Even cancer treatments that aren’t true breakthroughs may find a market. “Many products developed in recent years have shown marginal clinical benefits, but remember, we’re talking about someone living six months longer,” says Topper. “In the scheme of public health, six months for one patient isn’t that much, but it’s huge for a pancreatic cancer patient who lives to see his daughter graduate from high school.”
Diabetes is very much in play, says Greene. “Insulin will always be there, but peptides and biological therapies are pushing into new areas. This will especially help patients with type 2 diabetes keep their disease under control.” Biotech and traditional pharmaceutical companies are becoming creative and attacking metabolic syndromes: people with diabetes, heart disease, and lipid disorders, he adds. It’s becoming an intractable problem, yet there are so many ways to approach it; glucagon-like peptide-1 is one of many targets.
Two things make diabetes a ripe area for investment, Topper says. The first reason is an epidemic of diabetes due to obesity, which means there is a significant market. “The other is a growing understanding of the integrative nature of metabolism as it relates to diseases like diabetes and obesity.” There has been much skepticism about whether treatments for Alzheimer’s disease could work under the biotech model, Greene says. “But the need is so high that we’re seeing good and increasing levels of investment.” Mack also sees a huge unmet need in the area of Alzheimer’s and Parkinson’s diseases. “They’re extremely difficult to approach for lots of reasons: the diseases’ underlying biology isn’t well understood, clinical endpoints are soft, and the patient populations are difficult to stage.”
That some of these promising areas will lead to successful drugs and lift biotech startups into the major leagues seem certain.

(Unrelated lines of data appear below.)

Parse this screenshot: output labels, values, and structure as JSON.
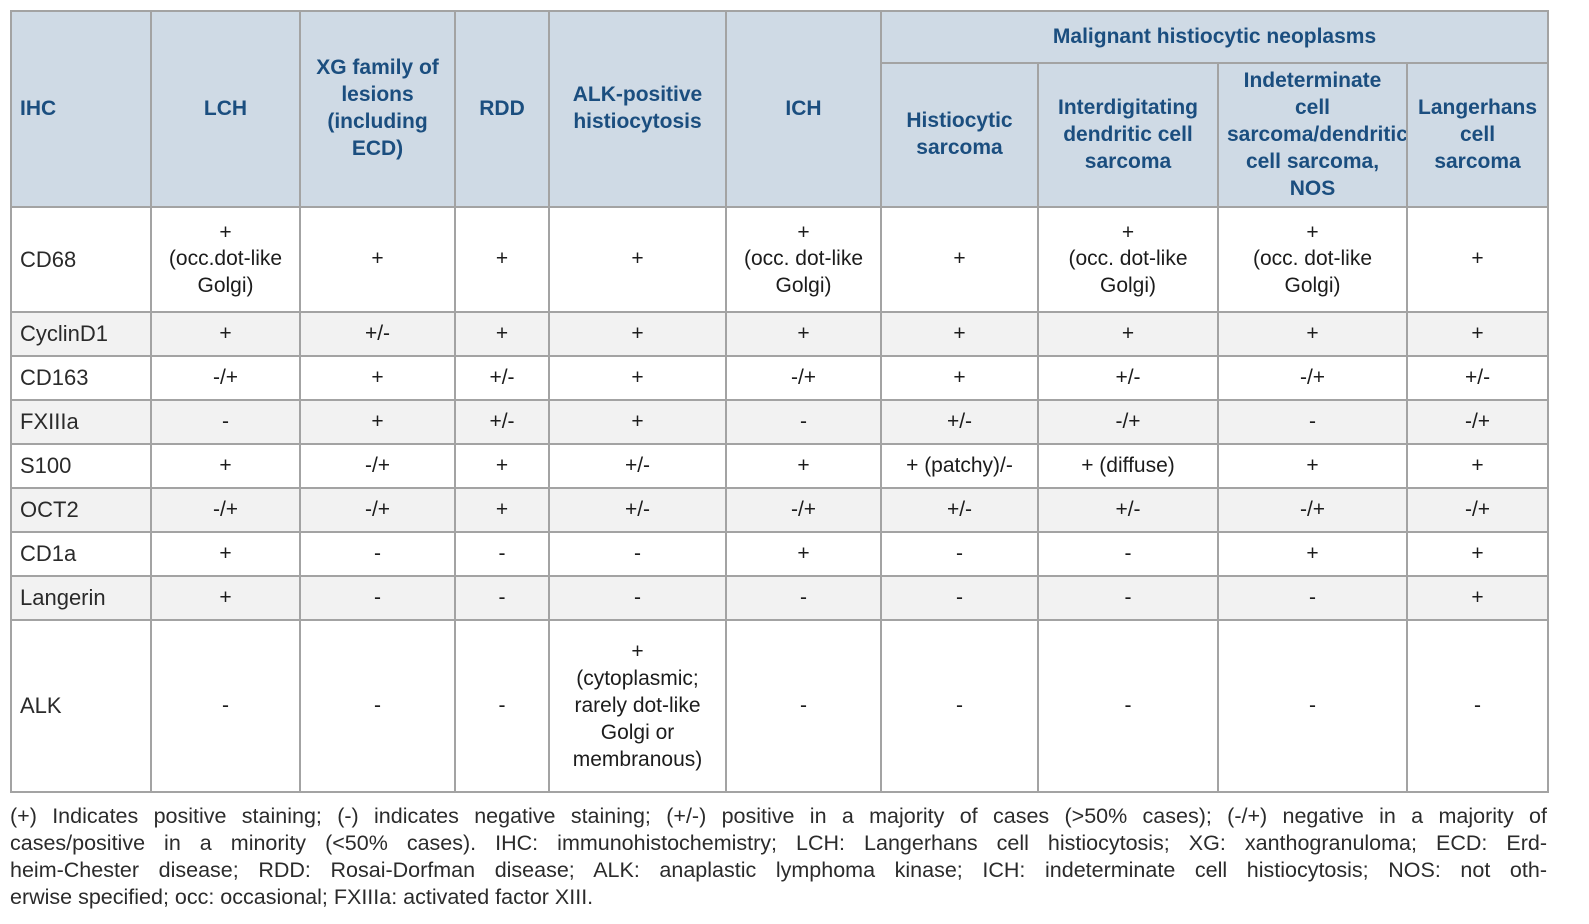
{
  "theme": {
    "header_bg": "#cfdae5",
    "header_text": "#1b4e7f",
    "body_text": "#1c1c1c",
    "stripe_bg": "#f2f2f2",
    "border_color": "#a3a3a3",
    "page_bg": "#ffffff"
  },
  "table": {
    "corner_header": "IHC",
    "column_headers": [
      "LCH",
      "XG family of lesions (including ECD)",
      "RDD",
      "ALK-positive histiocytosis",
      "ICH"
    ],
    "group_header": "Malignant histiocytic neoplasms",
    "group_columns": [
      "Histiocytic sarcoma",
      "Interdigitating dendritic cell sarcoma",
      "Indeterminate cell sarcoma/dendritic cell sarcoma, NOS",
      "Langerhans cell sarcoma"
    ],
    "rows": [
      {
        "marker": "CD68",
        "values": [
          "+\n(occ.dot-like Golgi)",
          "+",
          "+",
          "+",
          "+\n(occ. dot-like Golgi)",
          "+",
          "+\n(occ. dot-like Golgi)",
          "+\n(occ. dot-like Golgi)",
          "+"
        ]
      },
      {
        "marker": "CyclinD1",
        "values": [
          "+",
          "+/-",
          "+",
          "+",
          "+",
          "+",
          "+",
          "+",
          "+"
        ]
      },
      {
        "marker": "CD163",
        "values": [
          "-/+",
          "+",
          "+/-",
          "+",
          "-/+",
          "+",
          "+/-",
          "-/+",
          "+/-"
        ]
      },
      {
        "marker": "FXIIIa",
        "values": [
          "-",
          "+",
          "+/-",
          "+",
          "-",
          "+/-",
          "-/+",
          "-",
          "-/+"
        ]
      },
      {
        "marker": "S100",
        "values": [
          "+",
          "-/+",
          "+",
          "+/-",
          "+",
          "+ (patchy)/-",
          "+ (diffuse)",
          "+",
          "+"
        ]
      },
      {
        "marker": "OCT2",
        "values": [
          "-/+",
          "-/+",
          "+",
          "+/-",
          "-/+",
          "+/-",
          "+/-",
          "-/+",
          "-/+"
        ]
      },
      {
        "marker": "CD1a",
        "values": [
          "+",
          "-",
          "-",
          "-",
          "+",
          "-",
          "-",
          "+",
          "+"
        ]
      },
      {
        "marker": "Langerin",
        "values": [
          "+",
          "-",
          "-",
          "-",
          "-",
          "-",
          "-",
          "-",
          "+"
        ]
      },
      {
        "marker": "ALK",
        "values": [
          "-",
          "-",
          "-",
          "+\n(cytoplasmic; rarely dot-like Golgi or membranous)",
          "-",
          "-",
          "-",
          "-",
          "-"
        ]
      }
    ]
  },
  "footnote": {
    "lines": [
      "(+) Indicates positive staining; (-) indicates negative staining; (+/-) positive in a majority of cases (>50% cases); (-/+) negative in a majority of",
      "cases/positive in a minority (<50% cases). IHC: immunohistochemistry; LCH: Langerhans cell histiocytosis; XG: xanthogranuloma; ECD: Erd-",
      "heim-Chester disease; RDD: Rosai-Dorfman disease; ALK: anaplastic lymphoma kinase; ICH: indeterminate cell histiocytosis; NOS: not oth-",
      "erwise specified; occ: occasional; FXIIIa: activated factor XIII."
    ]
  }
}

That’s when they’ll have to face what Ernst & Young’s Giovannetti and Jaggi call the “challenges of success”: partnering or remaining independent; training sales forces; managing inventory; identifying the right partners; and negotiating correct terms to protect intellectual property. If they go public, they can expect active shareholders expecting strong stock performance, not to mention navigating the shoals of regulation. These are the kinds of problems every biotech startup would love to have, and venture capital firms are scouring the landscape to find the most promising candidates.
1”Success and Succession: Global Biotechnology Year in Review,” article in Acceleration: Ernst & Young Global Venture Capital Insights Report, 2007.